Date: Wednesday 19 April 2017
Venue: Clemenger Auditorium BBDO, NGV International, Melbourne
Register: Online here.
Love, a complex emotion to say the least, has inspired artists and creative practitioners for centuries, generating countless artworks, objects, poems, books, musical compositions and films. Over three weeks this masterclass will explore the materiality, visions and sounds of love in response to the exhibition Love: Art of Emotion 1400-1800 held at the National Gallery of Victoria (31 March to 18 June 2017); a collaborative project produced with the ARC Centre of Excellence for the History of Emotions at The University of Melbourne.
Each week will explore a theme within the exhibition. Led by Love: Art of Emotion curator and lead researcher, Dr Angela Hesson, the masterclass series will be a blend of lectures, discussions and performances by some of the University’s most celebrated scholars and musicians. There will also be exclusive exhibition viewing for the first two sessions.
Stories of Love: Film and Literature
Introduction by Dr Angela Hesson
Speaker: Professor Stephanie Trigg
Stephanie Trigg will explore one of the most famous stories of medieval love: the impossible triangle of the exemplary loves between Arthur, Guenevere and Lancelot.

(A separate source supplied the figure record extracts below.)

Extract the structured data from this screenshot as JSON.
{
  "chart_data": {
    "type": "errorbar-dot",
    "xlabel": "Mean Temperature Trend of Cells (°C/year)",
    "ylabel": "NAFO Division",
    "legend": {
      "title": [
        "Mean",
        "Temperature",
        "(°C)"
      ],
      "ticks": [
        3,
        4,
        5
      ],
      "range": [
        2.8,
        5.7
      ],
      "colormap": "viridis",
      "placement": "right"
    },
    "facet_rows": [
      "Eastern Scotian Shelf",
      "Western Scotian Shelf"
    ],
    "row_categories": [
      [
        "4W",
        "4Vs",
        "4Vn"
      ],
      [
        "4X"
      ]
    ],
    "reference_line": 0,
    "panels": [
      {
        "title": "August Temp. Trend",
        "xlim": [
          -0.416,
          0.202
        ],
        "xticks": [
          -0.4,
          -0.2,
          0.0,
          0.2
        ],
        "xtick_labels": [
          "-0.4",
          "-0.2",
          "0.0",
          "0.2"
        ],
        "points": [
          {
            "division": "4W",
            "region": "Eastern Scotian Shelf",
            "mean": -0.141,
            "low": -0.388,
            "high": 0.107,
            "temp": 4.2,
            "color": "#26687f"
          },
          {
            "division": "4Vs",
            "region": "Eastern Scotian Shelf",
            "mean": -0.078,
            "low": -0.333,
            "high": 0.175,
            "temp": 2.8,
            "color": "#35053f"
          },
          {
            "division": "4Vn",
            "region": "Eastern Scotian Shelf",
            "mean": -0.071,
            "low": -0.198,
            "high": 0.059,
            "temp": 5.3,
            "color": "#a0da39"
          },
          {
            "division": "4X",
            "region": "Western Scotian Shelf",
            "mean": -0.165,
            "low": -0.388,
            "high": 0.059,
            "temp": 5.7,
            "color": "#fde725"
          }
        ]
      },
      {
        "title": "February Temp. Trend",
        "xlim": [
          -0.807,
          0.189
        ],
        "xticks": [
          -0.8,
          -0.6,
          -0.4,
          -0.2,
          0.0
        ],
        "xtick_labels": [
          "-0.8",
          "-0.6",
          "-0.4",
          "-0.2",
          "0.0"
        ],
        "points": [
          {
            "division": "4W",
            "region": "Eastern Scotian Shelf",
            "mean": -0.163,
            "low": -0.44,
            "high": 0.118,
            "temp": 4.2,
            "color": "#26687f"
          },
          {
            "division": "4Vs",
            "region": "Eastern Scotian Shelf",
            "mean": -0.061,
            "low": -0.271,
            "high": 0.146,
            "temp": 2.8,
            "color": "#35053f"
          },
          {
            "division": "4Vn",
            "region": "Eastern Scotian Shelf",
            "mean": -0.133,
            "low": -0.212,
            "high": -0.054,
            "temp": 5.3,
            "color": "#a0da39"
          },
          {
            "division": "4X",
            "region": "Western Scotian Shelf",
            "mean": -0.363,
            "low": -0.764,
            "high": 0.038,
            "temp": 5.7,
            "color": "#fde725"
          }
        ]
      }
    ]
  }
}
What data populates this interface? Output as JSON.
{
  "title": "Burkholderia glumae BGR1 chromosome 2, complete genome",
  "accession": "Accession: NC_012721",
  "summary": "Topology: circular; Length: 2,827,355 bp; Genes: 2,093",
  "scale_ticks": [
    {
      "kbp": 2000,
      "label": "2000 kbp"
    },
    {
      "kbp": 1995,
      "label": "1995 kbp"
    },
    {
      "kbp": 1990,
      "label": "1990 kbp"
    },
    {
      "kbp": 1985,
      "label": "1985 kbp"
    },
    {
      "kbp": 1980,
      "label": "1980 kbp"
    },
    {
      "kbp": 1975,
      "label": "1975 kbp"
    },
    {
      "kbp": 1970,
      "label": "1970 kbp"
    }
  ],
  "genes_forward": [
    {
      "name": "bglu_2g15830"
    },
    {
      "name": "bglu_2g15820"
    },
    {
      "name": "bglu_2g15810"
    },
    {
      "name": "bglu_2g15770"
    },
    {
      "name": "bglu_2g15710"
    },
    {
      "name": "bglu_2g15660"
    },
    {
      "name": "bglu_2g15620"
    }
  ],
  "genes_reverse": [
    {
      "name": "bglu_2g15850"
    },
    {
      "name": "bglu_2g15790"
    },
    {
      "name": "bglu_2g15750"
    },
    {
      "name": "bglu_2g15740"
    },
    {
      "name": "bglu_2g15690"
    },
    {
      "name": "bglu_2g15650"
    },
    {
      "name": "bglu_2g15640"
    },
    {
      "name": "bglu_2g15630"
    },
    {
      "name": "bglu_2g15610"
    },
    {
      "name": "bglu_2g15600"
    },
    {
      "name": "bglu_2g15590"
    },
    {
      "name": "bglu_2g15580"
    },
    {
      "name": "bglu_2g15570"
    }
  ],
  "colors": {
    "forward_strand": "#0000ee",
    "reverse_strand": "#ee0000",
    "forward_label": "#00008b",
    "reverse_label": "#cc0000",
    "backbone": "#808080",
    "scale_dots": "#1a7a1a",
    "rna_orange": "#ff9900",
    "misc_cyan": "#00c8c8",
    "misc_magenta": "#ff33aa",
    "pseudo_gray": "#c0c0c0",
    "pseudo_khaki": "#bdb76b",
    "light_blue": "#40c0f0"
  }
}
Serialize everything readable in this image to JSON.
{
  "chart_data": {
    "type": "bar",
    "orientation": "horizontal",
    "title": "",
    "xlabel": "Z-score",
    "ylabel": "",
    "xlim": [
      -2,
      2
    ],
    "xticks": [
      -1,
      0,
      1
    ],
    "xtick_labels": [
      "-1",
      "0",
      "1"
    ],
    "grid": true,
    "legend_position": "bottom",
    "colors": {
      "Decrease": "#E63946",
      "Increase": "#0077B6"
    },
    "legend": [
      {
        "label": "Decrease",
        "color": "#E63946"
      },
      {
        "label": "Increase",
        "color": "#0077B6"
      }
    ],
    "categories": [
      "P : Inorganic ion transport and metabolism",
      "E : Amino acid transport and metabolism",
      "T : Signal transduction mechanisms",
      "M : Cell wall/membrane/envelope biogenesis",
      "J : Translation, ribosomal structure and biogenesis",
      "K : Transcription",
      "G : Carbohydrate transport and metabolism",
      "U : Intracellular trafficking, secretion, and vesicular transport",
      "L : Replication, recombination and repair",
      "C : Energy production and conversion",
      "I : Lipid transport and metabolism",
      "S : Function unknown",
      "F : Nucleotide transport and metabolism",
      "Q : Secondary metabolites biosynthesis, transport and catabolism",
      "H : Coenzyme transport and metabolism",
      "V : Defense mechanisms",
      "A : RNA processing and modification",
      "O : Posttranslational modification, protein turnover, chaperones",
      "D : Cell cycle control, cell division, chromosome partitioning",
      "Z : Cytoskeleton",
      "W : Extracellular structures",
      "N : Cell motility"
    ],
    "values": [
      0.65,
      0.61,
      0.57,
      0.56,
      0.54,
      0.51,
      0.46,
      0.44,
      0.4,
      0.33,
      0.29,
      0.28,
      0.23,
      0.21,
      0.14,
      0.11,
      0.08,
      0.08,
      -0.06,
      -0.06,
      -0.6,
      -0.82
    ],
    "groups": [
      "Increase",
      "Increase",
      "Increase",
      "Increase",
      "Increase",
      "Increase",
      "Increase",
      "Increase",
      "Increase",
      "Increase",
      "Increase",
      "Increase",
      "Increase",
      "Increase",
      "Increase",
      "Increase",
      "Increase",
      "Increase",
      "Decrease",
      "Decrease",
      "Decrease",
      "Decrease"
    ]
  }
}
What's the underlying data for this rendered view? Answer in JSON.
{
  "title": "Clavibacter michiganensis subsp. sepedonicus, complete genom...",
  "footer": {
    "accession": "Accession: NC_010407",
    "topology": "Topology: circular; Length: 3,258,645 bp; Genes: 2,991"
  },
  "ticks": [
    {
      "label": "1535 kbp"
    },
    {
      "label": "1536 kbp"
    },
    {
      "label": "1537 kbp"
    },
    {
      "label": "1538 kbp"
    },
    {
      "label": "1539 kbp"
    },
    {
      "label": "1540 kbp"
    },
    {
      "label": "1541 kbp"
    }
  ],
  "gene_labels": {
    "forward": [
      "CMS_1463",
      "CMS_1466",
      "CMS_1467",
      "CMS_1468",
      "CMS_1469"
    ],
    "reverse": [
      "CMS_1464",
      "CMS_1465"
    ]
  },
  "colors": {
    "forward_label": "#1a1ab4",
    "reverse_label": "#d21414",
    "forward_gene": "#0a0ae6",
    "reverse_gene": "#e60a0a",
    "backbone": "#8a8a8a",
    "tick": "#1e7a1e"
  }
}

Professor Stephanie Trigg is Redmond Barry Distinguished Professor of Medieval Literature at the University of Melbourne, and Chief Investigator with the Australian Research Council Centre of Excellence for the History of Emotions. Her most recent book is Shame and Honor: A Vulgar History of the Order of the Garter.
Speaker: Dr Mark Nicholls
Art cinema tells its love stories with an emphasis on the notion of variety. Far from being narrow, conservative and casually affirmative, cinematic tales of love have always explored the perverse outer-regions of desire in order to help us understand the role of love within the fabric of society.
Dr Mark Nicholls is Senior Lecturer in Cinema Studies at the University of Melbourne. His publications include Lost Objects of Desire: The Performances of Jeremy Irons and Scorsese’s Men: Melancholia and the Mob. Mark has worked as a film journalist for ABC Radio and The Age and has a list of stage credits as a playwright, performer, producer and director.
Speaker: Dr Lucy Van
Lucy Van will discuss love in the classical tradition, focusing on authorial divergence and desire in Ovid’s Amores and Ars Amatoria.
Dr Lucy Van is a writer and academic living in Melbourne, whose research fields are poetry and photography. She is a regular contributor to discussions on contemporary Australian poetry, and is an editor for Cordite Poetry Review. Lucy has taught history and theory of Western and postcolonial poetry in the English and Theatre Studies departments at the University of Melbourne. She is currently researching the history of Australian women photographers in the era of late colonial modernity.